Pizza, Drinks, and World Models @ ICLR
There are two things you can count on when you put a bunch of AI researchers in a room with pizza and wine: (1) debates get loud, and (2) nobody agrees on what a “world model” really is.
At our informal ICLR meetup, between slices of Da Michele’s legendary pizza, we found ourselves arguing whether world models should be compact simulators of physics or sprawling networks of concepts. One camp said: “keep them lean, like a chess engine — grounded in prediction, not bloated with theory.” The other countered: “without structure, they’re just pattern matchers with no real grasp of causality.” Neither side backed down, and I suspect the debate will outlive the last bottle of wine we opened.

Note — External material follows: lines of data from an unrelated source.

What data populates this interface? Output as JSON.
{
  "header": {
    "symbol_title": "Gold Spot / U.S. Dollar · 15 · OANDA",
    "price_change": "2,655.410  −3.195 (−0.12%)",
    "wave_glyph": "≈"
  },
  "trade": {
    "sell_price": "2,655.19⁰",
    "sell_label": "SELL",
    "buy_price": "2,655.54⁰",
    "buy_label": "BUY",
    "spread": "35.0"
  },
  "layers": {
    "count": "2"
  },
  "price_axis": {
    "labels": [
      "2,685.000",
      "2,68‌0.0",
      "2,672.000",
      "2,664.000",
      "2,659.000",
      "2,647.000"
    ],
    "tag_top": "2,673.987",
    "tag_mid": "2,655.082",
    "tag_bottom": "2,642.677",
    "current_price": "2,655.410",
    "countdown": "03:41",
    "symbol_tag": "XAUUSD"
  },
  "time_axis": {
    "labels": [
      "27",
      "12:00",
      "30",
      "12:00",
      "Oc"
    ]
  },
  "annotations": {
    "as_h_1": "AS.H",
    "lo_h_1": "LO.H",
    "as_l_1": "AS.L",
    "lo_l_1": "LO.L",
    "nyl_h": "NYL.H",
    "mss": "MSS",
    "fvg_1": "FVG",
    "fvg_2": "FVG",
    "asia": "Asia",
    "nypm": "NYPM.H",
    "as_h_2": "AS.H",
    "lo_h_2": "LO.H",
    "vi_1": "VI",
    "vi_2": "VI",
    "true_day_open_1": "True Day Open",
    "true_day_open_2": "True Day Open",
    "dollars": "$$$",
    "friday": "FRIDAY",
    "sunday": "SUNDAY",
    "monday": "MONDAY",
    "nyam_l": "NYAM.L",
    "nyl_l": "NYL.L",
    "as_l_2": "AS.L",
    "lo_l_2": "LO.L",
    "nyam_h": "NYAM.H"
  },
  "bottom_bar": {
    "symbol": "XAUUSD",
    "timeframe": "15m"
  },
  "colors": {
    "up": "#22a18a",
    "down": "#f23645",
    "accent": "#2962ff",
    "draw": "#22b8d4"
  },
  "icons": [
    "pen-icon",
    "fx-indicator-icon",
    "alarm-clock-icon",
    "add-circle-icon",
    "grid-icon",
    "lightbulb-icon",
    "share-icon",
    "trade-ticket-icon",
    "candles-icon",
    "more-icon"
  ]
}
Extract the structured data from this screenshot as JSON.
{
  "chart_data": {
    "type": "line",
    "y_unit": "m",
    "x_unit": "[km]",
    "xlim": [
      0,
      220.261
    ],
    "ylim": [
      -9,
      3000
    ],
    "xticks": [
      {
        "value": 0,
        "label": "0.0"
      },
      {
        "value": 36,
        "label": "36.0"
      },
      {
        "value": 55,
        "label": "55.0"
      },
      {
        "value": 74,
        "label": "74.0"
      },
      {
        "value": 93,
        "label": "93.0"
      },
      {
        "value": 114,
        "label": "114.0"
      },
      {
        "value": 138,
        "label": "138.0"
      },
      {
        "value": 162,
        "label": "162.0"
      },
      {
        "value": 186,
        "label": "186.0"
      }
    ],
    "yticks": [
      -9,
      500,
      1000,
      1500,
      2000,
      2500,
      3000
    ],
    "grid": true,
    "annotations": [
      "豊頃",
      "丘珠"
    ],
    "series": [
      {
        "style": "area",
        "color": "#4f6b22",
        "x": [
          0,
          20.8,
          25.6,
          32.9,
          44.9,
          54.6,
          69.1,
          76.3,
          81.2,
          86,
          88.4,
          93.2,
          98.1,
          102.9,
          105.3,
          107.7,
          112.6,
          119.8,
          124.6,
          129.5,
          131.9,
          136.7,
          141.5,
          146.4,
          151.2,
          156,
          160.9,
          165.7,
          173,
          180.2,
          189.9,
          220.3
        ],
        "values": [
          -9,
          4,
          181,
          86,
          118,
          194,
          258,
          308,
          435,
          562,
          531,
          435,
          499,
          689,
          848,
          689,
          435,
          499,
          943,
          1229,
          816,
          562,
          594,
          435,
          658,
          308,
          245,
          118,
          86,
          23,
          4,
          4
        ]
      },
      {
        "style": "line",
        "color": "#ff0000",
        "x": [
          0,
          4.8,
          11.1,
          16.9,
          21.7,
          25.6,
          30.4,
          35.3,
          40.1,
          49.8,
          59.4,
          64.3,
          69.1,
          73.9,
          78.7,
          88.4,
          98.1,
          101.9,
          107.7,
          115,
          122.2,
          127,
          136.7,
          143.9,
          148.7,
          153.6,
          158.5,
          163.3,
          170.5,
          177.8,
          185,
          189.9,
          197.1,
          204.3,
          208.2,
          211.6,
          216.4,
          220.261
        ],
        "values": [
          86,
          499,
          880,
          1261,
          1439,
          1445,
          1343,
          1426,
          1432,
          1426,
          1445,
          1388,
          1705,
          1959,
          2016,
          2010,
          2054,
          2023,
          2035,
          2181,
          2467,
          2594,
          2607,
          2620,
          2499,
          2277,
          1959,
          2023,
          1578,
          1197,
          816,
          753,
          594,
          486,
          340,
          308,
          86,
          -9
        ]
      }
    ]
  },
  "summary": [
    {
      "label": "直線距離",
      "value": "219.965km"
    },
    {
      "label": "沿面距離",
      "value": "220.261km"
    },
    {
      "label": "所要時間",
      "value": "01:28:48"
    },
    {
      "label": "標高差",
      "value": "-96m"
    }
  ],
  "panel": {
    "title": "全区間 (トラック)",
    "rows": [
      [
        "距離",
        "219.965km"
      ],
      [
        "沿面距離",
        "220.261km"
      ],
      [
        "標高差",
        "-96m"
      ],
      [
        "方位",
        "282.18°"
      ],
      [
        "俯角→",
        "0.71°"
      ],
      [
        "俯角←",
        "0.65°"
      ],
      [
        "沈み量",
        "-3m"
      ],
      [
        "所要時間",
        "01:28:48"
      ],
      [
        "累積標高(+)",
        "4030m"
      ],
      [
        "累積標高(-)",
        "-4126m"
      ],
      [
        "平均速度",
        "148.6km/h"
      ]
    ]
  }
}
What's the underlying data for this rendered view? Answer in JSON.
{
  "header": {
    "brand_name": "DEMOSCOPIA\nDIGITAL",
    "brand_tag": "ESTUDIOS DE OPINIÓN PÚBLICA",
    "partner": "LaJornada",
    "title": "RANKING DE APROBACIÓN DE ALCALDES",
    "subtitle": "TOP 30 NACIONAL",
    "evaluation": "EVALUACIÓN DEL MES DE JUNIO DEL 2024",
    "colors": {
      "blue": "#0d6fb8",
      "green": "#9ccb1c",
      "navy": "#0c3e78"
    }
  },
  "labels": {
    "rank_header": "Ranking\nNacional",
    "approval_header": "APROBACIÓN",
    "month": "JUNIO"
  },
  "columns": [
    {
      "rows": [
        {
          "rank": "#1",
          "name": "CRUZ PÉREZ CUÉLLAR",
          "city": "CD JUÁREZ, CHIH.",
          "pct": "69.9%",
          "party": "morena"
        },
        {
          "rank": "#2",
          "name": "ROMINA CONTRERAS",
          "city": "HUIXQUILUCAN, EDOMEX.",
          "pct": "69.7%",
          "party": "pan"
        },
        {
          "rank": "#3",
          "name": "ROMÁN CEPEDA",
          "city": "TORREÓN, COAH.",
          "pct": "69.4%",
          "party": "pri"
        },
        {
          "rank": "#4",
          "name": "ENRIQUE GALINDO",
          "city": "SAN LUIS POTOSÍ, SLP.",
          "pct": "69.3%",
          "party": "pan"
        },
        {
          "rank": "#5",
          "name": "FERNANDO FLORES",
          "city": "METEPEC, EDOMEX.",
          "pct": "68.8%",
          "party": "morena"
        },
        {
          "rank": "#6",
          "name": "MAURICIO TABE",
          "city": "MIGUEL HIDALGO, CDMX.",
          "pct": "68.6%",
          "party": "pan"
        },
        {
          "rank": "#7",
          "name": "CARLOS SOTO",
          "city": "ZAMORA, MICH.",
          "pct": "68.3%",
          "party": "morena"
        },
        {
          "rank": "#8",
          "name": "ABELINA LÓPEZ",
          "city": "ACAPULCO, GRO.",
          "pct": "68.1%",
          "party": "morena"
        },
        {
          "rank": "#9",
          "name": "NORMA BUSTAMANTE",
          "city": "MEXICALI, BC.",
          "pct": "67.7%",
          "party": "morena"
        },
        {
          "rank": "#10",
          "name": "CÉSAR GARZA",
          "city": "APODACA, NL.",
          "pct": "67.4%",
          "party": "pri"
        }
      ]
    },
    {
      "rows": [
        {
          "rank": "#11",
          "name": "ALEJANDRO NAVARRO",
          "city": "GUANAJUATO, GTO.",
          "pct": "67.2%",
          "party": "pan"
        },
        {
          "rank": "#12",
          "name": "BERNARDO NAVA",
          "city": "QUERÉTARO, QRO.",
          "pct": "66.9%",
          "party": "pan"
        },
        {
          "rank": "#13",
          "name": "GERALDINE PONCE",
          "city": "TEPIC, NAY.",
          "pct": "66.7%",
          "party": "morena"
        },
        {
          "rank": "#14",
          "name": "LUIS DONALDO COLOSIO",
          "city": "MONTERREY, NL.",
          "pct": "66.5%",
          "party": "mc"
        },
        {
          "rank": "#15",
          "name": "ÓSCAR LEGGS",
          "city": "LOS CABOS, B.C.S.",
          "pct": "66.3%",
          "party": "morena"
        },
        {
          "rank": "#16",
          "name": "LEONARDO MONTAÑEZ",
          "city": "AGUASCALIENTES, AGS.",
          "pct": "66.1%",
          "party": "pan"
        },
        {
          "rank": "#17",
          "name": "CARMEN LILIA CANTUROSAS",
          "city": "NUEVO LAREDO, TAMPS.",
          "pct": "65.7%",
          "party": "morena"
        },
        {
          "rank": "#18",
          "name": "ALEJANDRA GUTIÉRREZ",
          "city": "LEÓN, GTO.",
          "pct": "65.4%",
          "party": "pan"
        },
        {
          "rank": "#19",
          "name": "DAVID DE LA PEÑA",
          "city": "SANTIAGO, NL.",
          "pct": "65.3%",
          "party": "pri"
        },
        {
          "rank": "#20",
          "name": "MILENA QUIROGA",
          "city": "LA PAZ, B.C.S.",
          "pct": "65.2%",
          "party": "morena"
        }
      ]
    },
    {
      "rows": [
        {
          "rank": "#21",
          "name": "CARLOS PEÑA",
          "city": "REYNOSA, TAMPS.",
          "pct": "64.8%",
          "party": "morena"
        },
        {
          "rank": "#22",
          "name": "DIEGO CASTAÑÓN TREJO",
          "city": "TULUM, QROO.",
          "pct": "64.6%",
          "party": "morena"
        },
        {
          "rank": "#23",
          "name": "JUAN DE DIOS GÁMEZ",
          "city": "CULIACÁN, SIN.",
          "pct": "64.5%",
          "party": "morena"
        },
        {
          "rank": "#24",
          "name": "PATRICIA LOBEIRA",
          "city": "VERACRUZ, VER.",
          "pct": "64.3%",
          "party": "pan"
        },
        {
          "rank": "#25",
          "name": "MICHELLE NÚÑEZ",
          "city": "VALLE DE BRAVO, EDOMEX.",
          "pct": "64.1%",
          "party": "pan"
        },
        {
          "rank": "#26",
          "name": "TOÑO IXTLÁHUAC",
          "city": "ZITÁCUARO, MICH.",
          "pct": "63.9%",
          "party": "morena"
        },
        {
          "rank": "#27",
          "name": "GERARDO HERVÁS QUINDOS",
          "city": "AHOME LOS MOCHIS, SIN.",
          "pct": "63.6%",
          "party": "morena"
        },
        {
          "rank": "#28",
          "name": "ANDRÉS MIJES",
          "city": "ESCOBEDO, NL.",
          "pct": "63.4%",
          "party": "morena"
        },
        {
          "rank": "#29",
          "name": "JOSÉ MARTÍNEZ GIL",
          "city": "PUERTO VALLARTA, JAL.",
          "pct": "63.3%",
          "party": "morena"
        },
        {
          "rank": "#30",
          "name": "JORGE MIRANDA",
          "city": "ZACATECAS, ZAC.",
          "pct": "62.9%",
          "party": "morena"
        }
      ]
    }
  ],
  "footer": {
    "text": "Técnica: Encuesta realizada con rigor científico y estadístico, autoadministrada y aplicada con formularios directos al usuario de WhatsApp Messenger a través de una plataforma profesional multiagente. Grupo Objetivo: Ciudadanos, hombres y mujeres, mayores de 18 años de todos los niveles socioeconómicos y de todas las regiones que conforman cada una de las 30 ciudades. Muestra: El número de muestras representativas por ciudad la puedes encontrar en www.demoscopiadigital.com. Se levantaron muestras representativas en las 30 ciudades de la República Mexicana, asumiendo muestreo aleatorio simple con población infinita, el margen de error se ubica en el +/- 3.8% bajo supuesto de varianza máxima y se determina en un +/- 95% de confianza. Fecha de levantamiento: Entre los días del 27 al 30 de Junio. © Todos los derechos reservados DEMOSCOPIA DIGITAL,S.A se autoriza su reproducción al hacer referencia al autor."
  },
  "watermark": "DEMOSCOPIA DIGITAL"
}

For me, the night reinforced a theme I'd been mulling over for a while: sight isn’t enough. Recognition is not comprehension. Pixels don’t make opinions. If we want models that can truly reason, anticipate, and respond, they need informed, opinionated perspectives — not just sharper eyes. That’s the chasm we have to cross, whether we’re talking robotics, AR, or good old-fashioned computer vision benchmarks.
The best part? These conversations happened without a podium, without a timer, and with tomato sauce flying dangerously close to laptops. Sometimes the most important research questions don’t emerge in peer-reviewed papers — they surface between sips of wine and bites of pizza, when people are relaxed enough to argue what they really think.